Wednesday, April 08, 2009

Litmus tests

I don't know about you, but when I go to new restaurants and bars, I have a couple of standby orders I use to assess whether I'm going to want to come back.

Sandwich - Reuben
For me, a good Reuben is a few slices of corned beef, about the same amount of sauerkraut as beef, a slice of Swiss cheese and Russian dressing on toasted - but not greasy - rye bread. I can live with some of the variations, like marbled rye or pastrami, but those are small strikes against a place. Too much meat and not enough kraut are the most common felonies.

Drink - Martini
Pretty simple. Gin and olives. If you can't figure out how to put chilly gin in a glass with some big, tasty olives, I'm pretty sure you can't be trusted to make a sidecar. I know, I know, vermouth. I'm with Churchill on this one.
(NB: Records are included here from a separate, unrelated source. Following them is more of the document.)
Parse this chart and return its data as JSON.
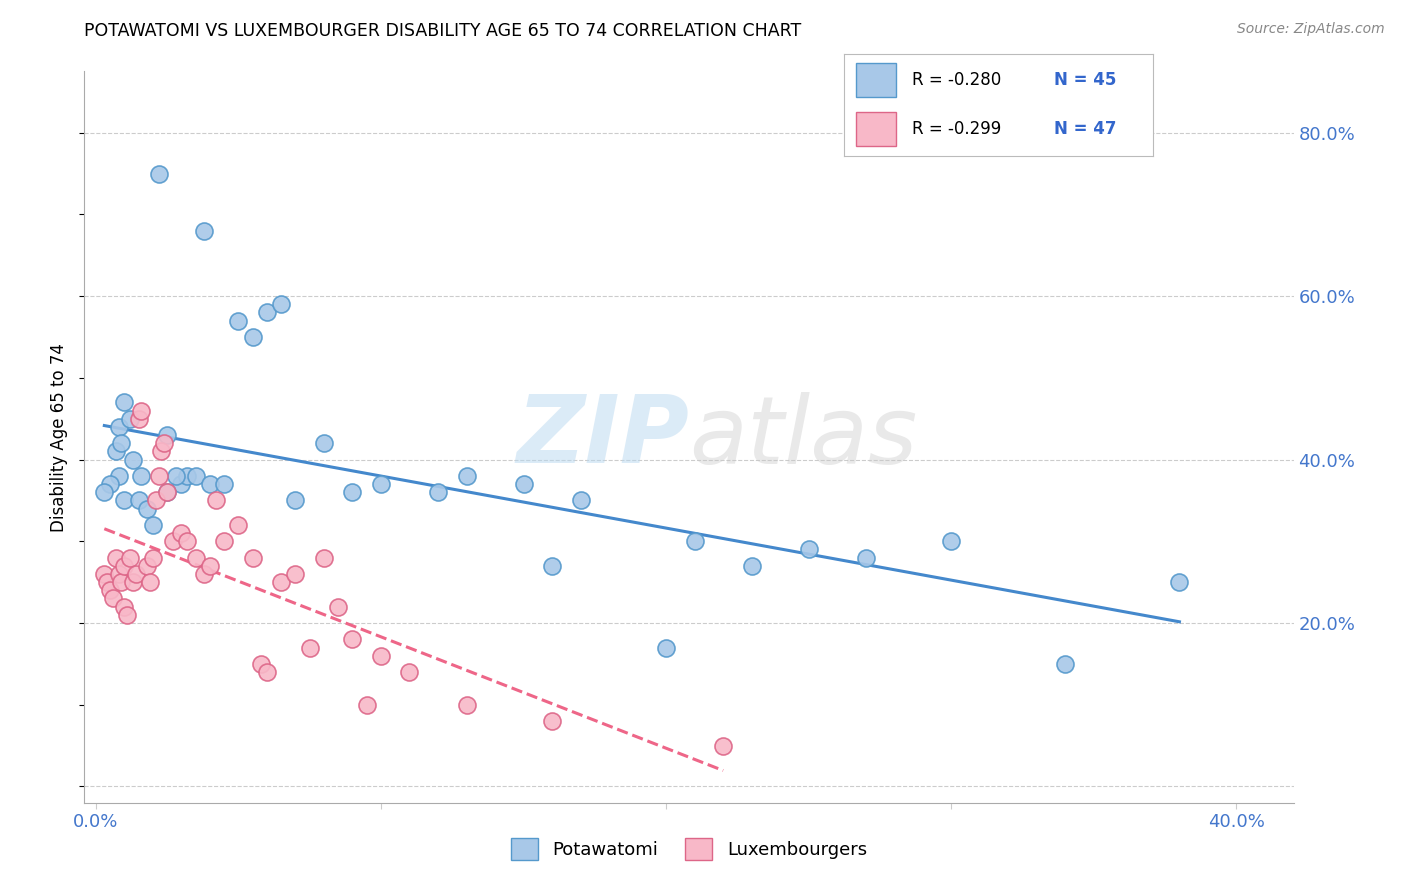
{
  "title": "POTAWATOMI VS LUXEMBOURGER DISABILITY AGE 65 TO 74 CORRELATION CHART",
  "source": "Source: ZipAtlas.com",
  "ylabel": "Disability Age 65 to 74",
  "legend1_label": "Potawatomi",
  "legend2_label": "Luxembourgers",
  "r1": -0.28,
  "n1": 45,
  "r2": -0.299,
  "n2": 47,
  "xlim": [
    -0.004,
    0.42
  ],
  "ylim": [
    -0.02,
    0.875
  ],
  "xtick_positions": [
    0.0,
    0.1,
    0.2,
    0.3,
    0.4
  ],
  "xtick_labels": [
    "0.0%",
    "",
    "",
    "",
    "40.0%"
  ],
  "ytick_positions": [
    0.0,
    0.2,
    0.4,
    0.6,
    0.8
  ],
  "ytick_labels": [
    "",
    "20.0%",
    "40.0%",
    "60.0%",
    "80.0%"
  ],
  "color_blue": "#a8c8e8",
  "color_blue_edge": "#5599cc",
  "color_blue_line": "#4488cc",
  "color_pink": "#f8b8c8",
  "color_pink_edge": "#dd6688",
  "color_pink_line": "#ee6688",
  "watermark_zip": "ZIP",
  "watermark_atlas": "atlas",
  "blue_scatter_x": [
    0.022,
    0.038,
    0.008,
    0.01,
    0.012,
    0.008,
    0.005,
    0.003,
    0.01,
    0.015,
    0.018,
    0.02,
    0.025,
    0.03,
    0.032,
    0.055,
    0.05,
    0.06,
    0.065,
    0.035,
    0.04,
    0.08,
    0.1,
    0.13,
    0.15,
    0.17,
    0.21,
    0.23,
    0.25,
    0.27,
    0.3,
    0.34,
    0.38,
    0.007,
    0.009,
    0.013,
    0.016,
    0.025,
    0.028,
    0.045,
    0.07,
    0.09,
    0.12,
    0.16,
    0.2
  ],
  "blue_scatter_y": [
    0.75,
    0.68,
    0.44,
    0.47,
    0.45,
    0.38,
    0.37,
    0.36,
    0.35,
    0.35,
    0.34,
    0.32,
    0.43,
    0.37,
    0.38,
    0.55,
    0.57,
    0.58,
    0.59,
    0.38,
    0.37,
    0.42,
    0.37,
    0.38,
    0.37,
    0.35,
    0.3,
    0.27,
    0.29,
    0.28,
    0.3,
    0.15,
    0.25,
    0.41,
    0.42,
    0.4,
    0.38,
    0.36,
    0.38,
    0.37,
    0.35,
    0.36,
    0.36,
    0.27,
    0.17
  ],
  "pink_scatter_x": [
    0.003,
    0.004,
    0.005,
    0.006,
    0.007,
    0.008,
    0.009,
    0.01,
    0.01,
    0.011,
    0.012,
    0.013,
    0.014,
    0.015,
    0.016,
    0.018,
    0.019,
    0.02,
    0.021,
    0.022,
    0.023,
    0.024,
    0.025,
    0.027,
    0.03,
    0.032,
    0.035,
    0.038,
    0.04,
    0.042,
    0.045,
    0.05,
    0.055,
    0.058,
    0.06,
    0.065,
    0.07,
    0.075,
    0.08,
    0.085,
    0.09,
    0.095,
    0.1,
    0.11,
    0.13,
    0.16,
    0.22
  ],
  "pink_scatter_y": [
    0.26,
    0.25,
    0.24,
    0.23,
    0.28,
    0.26,
    0.25,
    0.27,
    0.22,
    0.21,
    0.28,
    0.25,
    0.26,
    0.45,
    0.46,
    0.27,
    0.25,
    0.28,
    0.35,
    0.38,
    0.41,
    0.42,
    0.36,
    0.3,
    0.31,
    0.3,
    0.28,
    0.26,
    0.27,
    0.35,
    0.3,
    0.32,
    0.28,
    0.15,
    0.14,
    0.25,
    0.26,
    0.17,
    0.28,
    0.22,
    0.18,
    0.1,
    0.16,
    0.14,
    0.1,
    0.08,
    0.05
  ]
}
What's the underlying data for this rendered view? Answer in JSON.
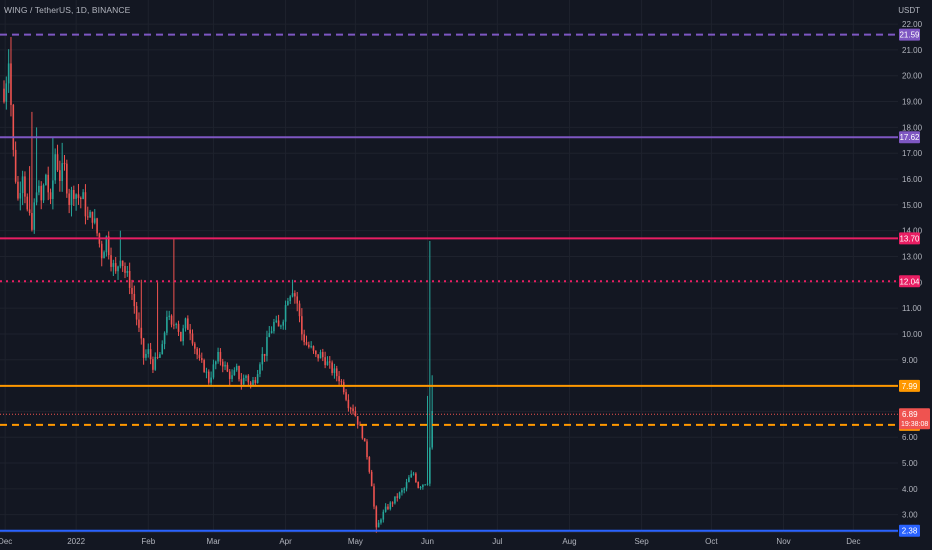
{
  "header": {
    "title": "WING / TetherUS, 1D, BINANCE",
    "unit": "USDT"
  },
  "chart_data": {
    "type": "candlestick",
    "y_ticks": [
      3,
      4,
      5,
      6,
      7,
      8,
      9,
      10,
      11,
      12,
      13,
      14,
      15,
      16,
      17,
      18,
      19,
      20,
      21,
      22
    ],
    "y_tick_labels": [
      "3.00",
      "4.00",
      "5.00",
      "6.00",
      "7.00",
      "8.00",
      "9.00",
      "10.00",
      "11.00",
      "12.00",
      "13.00",
      "14.00",
      "15.00",
      "16.00",
      "17.00",
      "18.00",
      "19.00",
      "20.00",
      "21.00",
      "22.00"
    ],
    "x_labels": [
      {
        "label": "Dec",
        "x": 0.5
      },
      {
        "label": "2022",
        "x": 31
      },
      {
        "label": "Feb",
        "x": 62
      },
      {
        "label": "Mar",
        "x": 90
      },
      {
        "label": "Apr",
        "x": 121
      },
      {
        "label": "May",
        "x": 151
      },
      {
        "label": "Jun",
        "x": 182
      },
      {
        "label": "Jul",
        "x": 212
      },
      {
        "label": "Aug",
        "x": 243
      },
      {
        "label": "Sep",
        "x": 274
      },
      {
        "label": "Oct",
        "x": 304
      },
      {
        "label": "Nov",
        "x": 335
      },
      {
        "label": "Dec",
        "x": 365
      }
    ],
    "levels": [
      {
        "value": 21.59,
        "label": "21.59",
        "color": "#7e57c2",
        "style": "dashed"
      },
      {
        "value": 17.62,
        "label": "17.62",
        "color": "#7e57c2",
        "style": "solid"
      },
      {
        "value": 13.7,
        "label": "13.70",
        "color": "#e91e63",
        "style": "solid"
      },
      {
        "value": 12.04,
        "label": "12.04",
        "color": "#e91e63",
        "style": "dotted"
      },
      {
        "value": 7.99,
        "label": "7.99",
        "color": "#ff9800",
        "style": "solid"
      },
      {
        "value": 6.48,
        "label": "6.48",
        "color": "#ff9800",
        "style": "dashed"
      },
      {
        "value": 2.38,
        "label": "2.38",
        "color": "#2962ff",
        "style": "solid"
      }
    ],
    "current_price": {
      "value": 6.89,
      "label": "6.89",
      "countdown": "19:38:08",
      "color": "#ef5350"
    },
    "colors": {
      "up": "#26a69a",
      "down": "#ef5350",
      "grid": "#1e222d",
      "text": "#b2b5be"
    },
    "close_anchors": [
      [
        0,
        19.0
      ],
      [
        2,
        20.9
      ],
      [
        4,
        17.0
      ],
      [
        6,
        15.2
      ],
      [
        8,
        16.4
      ],
      [
        10,
        14.7
      ],
      [
        12,
        14.0
      ],
      [
        14,
        15.8
      ],
      [
        16,
        15.1
      ],
      [
        18,
        16.2
      ],
      [
        20,
        14.9
      ],
      [
        22,
        17.0
      ],
      [
        24,
        16.1
      ],
      [
        26,
        16.4
      ],
      [
        28,
        15.2
      ],
      [
        30,
        15.6
      ],
      [
        32,
        15.3
      ],
      [
        34,
        15.2
      ],
      [
        36,
        14.4
      ],
      [
        38,
        14.6
      ],
      [
        40,
        13.9
      ],
      [
        42,
        13.1
      ],
      [
        44,
        13.7
      ],
      [
        46,
        12.9
      ],
      [
        48,
        12.3
      ],
      [
        50,
        13.1
      ],
      [
        52,
        12.4
      ],
      [
        54,
        12.0
      ],
      [
        56,
        11.1
      ],
      [
        58,
        10.1
      ],
      [
        60,
        9.1
      ],
      [
        62,
        9.3
      ],
      [
        64,
        8.8
      ],
      [
        66,
        9.0
      ],
      [
        68,
        9.4
      ],
      [
        70,
        10.8
      ],
      [
        72,
        10.2
      ],
      [
        74,
        10.6
      ],
      [
        76,
        9.8
      ],
      [
        78,
        10.4
      ],
      [
        80,
        10.2
      ],
      [
        82,
        9.5
      ],
      [
        84,
        8.9
      ],
      [
        86,
        8.7
      ],
      [
        88,
        8.2
      ],
      [
        90,
        8.7
      ],
      [
        92,
        9.1
      ],
      [
        94,
        8.9
      ],
      [
        96,
        8.5
      ],
      [
        98,
        8.3
      ],
      [
        100,
        8.6
      ],
      [
        102,
        8.1
      ],
      [
        104,
        8.4
      ],
      [
        106,
        8.0
      ],
      [
        108,
        8.3
      ],
      [
        110,
        9.0
      ],
      [
        112,
        9.3
      ],
      [
        114,
        10.0
      ],
      [
        116,
        10.4
      ],
      [
        118,
        10.2
      ],
      [
        120,
        10.7
      ],
      [
        122,
        11.5
      ],
      [
        124,
        11.8
      ],
      [
        126,
        11.2
      ],
      [
        128,
        10.0
      ],
      [
        130,
        9.6
      ],
      [
        132,
        9.4
      ],
      [
        134,
        9.1
      ],
      [
        136,
        9.2
      ],
      [
        138,
        9.0
      ],
      [
        140,
        8.7
      ],
      [
        142,
        8.5
      ],
      [
        144,
        8.3
      ],
      [
        146,
        7.9
      ],
      [
        148,
        7.3
      ],
      [
        150,
        7.1
      ],
      [
        152,
        6.6
      ],
      [
        154,
        6.1
      ],
      [
        156,
        5.3
      ],
      [
        158,
        4.2
      ],
      [
        160,
        2.4
      ],
      [
        162,
        2.9
      ],
      [
        164,
        3.2
      ],
      [
        166,
        3.4
      ],
      [
        168,
        3.6
      ],
      [
        170,
        3.8
      ],
      [
        172,
        4.0
      ],
      [
        174,
        4.4
      ],
      [
        176,
        4.6
      ],
      [
        178,
        4.1
      ],
      [
        180,
        4.2
      ],
      [
        182,
        4.3
      ],
      [
        184,
        6.9
      ]
    ],
    "spikes": [
      {
        "day": 3,
        "high": 21.5
      },
      {
        "day": 11,
        "high": 16.5
      },
      {
        "day": 12,
        "high": 18.6
      },
      {
        "day": 14,
        "high": 18.0
      },
      {
        "day": 21,
        "high": 17.6
      },
      {
        "day": 25,
        "high": 17.4
      },
      {
        "day": 50,
        "high": 14.0
      },
      {
        "day": 59,
        "high": 12.1
      },
      {
        "day": 66,
        "high": 12.0
      },
      {
        "day": 73,
        "high": 13.7
      },
      {
        "day": 88,
        "high": 7.2
      },
      {
        "day": 124,
        "high": 12.1
      },
      {
        "day": 128,
        "high": 11.0
      },
      {
        "day": 160,
        "low": 2.3
      },
      {
        "day": 182,
        "high": 7.6
      },
      {
        "day": 183,
        "high": 13.6
      },
      {
        "day": 184,
        "high": 8.4
      }
    ]
  }
}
Pizza - Italian sausage, bell peppers, onions, thin crust.
I eat other pizzas, but this combo will uncover any fault, whether it's subpar toppings, flimsy crust, incompetent baking or insipid sauce.

The funny thing is that even though that's what I order to find out if a place is good, I'd really rather have a peanut butter and raspberry jam sandwich on toasted wheat bread and a glass of bourbon. I'll stick with that pizza, though.

1 comment:

Johnny Yen said...

Man, are you sure we're not related?

Back before I discovered I have celiac and can't eat wheat, my restaurant staple was a Reuben. At home, I eat ridiculously healthily, so an occasional Reuben was a happy indulgence. My friends laughed at me-- wherever we went, I'd look over the whole menu and then order the Reuben (or occasionally, the Greek salad-- make sure there's plenty of pepperocini, feta and anchovies!).

And the pizza; I've never understood my hometown's thing about deep dish pizza. Again, pre-celiac, your basic thin-crust, with sausage, peppers, onions, and in my case, mushroom. And plenty of sauce, with plenty of fennel in it.

Where I work, we, like many places, have succumbed to the "silly martini" craze, but 85% of the martinis my customers order are traditional. I personally am not a martini drinker (I'm not a big gin drinker-- I prefer Manhattans-- up, Jim Beam, easy sweet vermouth, cherry), but find martinis to be wonderfully aesthetic drinks. At work, we bring the little cocktail shaker to the table and pour it out right there. Like opening a bottle of wine, I love the ceremony.

I had spring break last week. The first thing I did was go out and buy low-fat turkey pastrami and gluten-free rye. I already had the 1000 Island dressing (low-fat) and the sauerkraut in the frig. I treated myself to a handful of Johnny Yen-adapted Reubens this week.